Bitcoin User Files to Block IRS Access to Coinbase Accounts: Online Gambling Watches
The online gambling sector has fully embraced the anonymous digital currency known as Bitcoin, some claiming the platform accounts for more than a quarter of all payment processing. There are even Web gambling sites that have cropped up that only deal in Bitcoin.
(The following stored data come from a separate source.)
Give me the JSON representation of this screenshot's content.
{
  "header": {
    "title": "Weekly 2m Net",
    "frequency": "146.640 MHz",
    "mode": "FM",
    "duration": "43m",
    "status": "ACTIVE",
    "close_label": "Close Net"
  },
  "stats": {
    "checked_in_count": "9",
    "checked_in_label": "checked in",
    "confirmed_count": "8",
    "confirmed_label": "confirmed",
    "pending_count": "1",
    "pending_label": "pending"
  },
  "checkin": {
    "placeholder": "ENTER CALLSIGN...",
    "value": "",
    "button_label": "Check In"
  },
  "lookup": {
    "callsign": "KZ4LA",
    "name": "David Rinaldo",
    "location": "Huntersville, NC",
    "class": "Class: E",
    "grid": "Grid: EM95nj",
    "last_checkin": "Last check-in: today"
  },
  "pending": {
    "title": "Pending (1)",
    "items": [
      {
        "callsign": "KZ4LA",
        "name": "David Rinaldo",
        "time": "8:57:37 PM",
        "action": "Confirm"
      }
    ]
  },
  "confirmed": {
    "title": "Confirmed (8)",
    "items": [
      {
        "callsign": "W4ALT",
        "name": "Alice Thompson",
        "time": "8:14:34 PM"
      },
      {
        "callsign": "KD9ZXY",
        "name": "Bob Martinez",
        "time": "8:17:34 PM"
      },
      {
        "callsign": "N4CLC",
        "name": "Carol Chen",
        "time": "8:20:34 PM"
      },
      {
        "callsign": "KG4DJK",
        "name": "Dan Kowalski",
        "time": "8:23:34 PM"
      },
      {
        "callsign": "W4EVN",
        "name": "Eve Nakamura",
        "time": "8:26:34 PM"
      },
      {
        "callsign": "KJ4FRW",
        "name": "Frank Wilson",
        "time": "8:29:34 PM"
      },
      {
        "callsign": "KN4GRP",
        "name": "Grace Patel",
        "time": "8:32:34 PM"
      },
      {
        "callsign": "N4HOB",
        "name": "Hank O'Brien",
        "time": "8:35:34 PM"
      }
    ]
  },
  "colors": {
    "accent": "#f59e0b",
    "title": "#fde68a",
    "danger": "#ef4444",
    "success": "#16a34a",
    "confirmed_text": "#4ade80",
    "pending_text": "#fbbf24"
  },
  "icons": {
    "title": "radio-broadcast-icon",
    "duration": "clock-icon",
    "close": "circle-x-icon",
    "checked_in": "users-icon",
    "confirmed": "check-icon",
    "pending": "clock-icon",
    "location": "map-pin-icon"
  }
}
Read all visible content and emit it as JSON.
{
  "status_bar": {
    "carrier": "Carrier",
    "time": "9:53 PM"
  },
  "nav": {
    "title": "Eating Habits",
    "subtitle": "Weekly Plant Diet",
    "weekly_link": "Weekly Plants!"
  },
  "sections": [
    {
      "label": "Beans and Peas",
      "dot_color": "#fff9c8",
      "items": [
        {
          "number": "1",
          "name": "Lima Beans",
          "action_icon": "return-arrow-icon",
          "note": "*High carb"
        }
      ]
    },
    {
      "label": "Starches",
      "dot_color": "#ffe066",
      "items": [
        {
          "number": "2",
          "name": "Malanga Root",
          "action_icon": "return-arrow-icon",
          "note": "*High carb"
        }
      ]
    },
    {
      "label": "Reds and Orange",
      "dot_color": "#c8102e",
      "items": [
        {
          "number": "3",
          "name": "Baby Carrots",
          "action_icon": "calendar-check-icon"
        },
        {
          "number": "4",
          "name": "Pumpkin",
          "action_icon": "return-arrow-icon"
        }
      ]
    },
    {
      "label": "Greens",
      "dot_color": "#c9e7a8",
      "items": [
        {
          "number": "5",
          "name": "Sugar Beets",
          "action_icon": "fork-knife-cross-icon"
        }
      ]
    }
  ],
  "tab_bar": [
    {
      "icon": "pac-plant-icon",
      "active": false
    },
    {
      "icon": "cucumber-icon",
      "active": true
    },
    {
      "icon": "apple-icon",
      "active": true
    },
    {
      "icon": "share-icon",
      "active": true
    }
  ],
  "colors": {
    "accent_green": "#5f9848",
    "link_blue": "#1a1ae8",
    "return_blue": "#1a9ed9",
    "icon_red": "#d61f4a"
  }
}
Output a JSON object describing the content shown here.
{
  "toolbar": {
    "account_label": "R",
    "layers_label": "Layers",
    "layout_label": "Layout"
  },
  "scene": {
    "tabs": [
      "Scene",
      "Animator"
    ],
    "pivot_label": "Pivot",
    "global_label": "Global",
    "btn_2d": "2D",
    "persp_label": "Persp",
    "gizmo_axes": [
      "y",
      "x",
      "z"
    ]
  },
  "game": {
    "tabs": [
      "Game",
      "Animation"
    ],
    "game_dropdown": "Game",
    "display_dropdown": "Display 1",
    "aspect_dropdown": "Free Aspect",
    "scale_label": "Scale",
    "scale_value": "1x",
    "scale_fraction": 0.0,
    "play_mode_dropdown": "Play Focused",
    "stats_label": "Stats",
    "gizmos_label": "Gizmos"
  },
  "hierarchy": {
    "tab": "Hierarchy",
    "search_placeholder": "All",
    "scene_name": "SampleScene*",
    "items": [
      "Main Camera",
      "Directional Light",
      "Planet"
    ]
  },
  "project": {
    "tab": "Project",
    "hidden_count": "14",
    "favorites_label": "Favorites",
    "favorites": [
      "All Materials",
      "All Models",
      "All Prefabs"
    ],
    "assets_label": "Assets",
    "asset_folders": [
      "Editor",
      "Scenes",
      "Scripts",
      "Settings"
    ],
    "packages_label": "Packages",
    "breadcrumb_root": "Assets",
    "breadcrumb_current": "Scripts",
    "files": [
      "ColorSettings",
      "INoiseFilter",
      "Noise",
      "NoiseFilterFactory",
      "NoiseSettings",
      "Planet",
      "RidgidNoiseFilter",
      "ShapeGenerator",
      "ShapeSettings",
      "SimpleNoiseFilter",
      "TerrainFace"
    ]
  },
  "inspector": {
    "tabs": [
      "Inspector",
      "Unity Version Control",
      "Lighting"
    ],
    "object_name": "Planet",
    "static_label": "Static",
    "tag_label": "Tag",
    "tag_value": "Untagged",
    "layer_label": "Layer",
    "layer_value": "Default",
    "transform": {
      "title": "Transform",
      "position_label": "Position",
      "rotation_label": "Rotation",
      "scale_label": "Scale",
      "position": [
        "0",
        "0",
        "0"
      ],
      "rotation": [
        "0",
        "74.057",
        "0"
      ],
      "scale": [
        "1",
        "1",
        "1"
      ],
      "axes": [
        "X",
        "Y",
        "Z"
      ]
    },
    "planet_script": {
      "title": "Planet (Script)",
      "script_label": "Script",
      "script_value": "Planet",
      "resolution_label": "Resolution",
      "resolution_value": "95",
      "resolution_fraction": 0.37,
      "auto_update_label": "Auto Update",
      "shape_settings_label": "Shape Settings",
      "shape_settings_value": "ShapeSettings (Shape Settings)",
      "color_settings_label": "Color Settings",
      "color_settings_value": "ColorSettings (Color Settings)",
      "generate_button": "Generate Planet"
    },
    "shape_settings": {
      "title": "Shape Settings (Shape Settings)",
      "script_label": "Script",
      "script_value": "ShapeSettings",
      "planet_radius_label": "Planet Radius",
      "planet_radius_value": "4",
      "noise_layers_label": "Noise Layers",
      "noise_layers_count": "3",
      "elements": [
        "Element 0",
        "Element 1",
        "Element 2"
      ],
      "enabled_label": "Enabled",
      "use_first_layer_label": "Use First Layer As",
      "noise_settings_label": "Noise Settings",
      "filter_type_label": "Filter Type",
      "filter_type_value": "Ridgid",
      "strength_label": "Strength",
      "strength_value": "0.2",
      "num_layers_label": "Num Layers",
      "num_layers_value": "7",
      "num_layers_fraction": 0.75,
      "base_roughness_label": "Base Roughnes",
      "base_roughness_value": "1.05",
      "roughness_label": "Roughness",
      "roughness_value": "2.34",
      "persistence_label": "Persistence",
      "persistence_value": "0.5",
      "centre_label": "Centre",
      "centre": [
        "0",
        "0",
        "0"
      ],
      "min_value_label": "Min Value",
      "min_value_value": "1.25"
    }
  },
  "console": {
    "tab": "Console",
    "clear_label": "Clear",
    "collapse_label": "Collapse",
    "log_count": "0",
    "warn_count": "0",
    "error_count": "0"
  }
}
The IRS has stepped in recently to try and obtain more information on Bitcoin. But one Coinbase customer has filed a motion in federal court seeking to intervene in a federal case in which the IRS is requesting information on all of Coinbase’s users.
From Forbes.com:
Typically, the courts give the IRS wide latitude to enforce summonses that may uncover information regarding potential tax evasion. The IRS doesn’t need “probable cause,” or even “reasonable suspicion,” like the police might need to investigate a crime. Rather, under federal law, the IRS has the power to examine any data that may be relevant to determining the correct tax owed by any taxpayer. If that sounds sweeping, it is.
The IRS’s goal here is to use this broad power to obtain heaps of data on digital currency transactions. What’s more, the IRS hopes to get clues on who should be targeted for audits. That is the real prize. But the IRS doesn't have this data yet. And the motion makes a number of arguments as to why the IRS summons is flawed.
Among those flaws, that the effort may impact more than a million Coinbase users, that the summons is too broad in its scope and that the IRS is too severely underfunded to review so much data.
The motion goes on to note that the IRS has, according to its own Inspector General, issued confusing and vague guidance regarding the taxation of virtual currency transactions, and that it has failed to provide any further clarity for taxpayers transacting in Bitcoin, even after this criticism, the Forbes piece notes.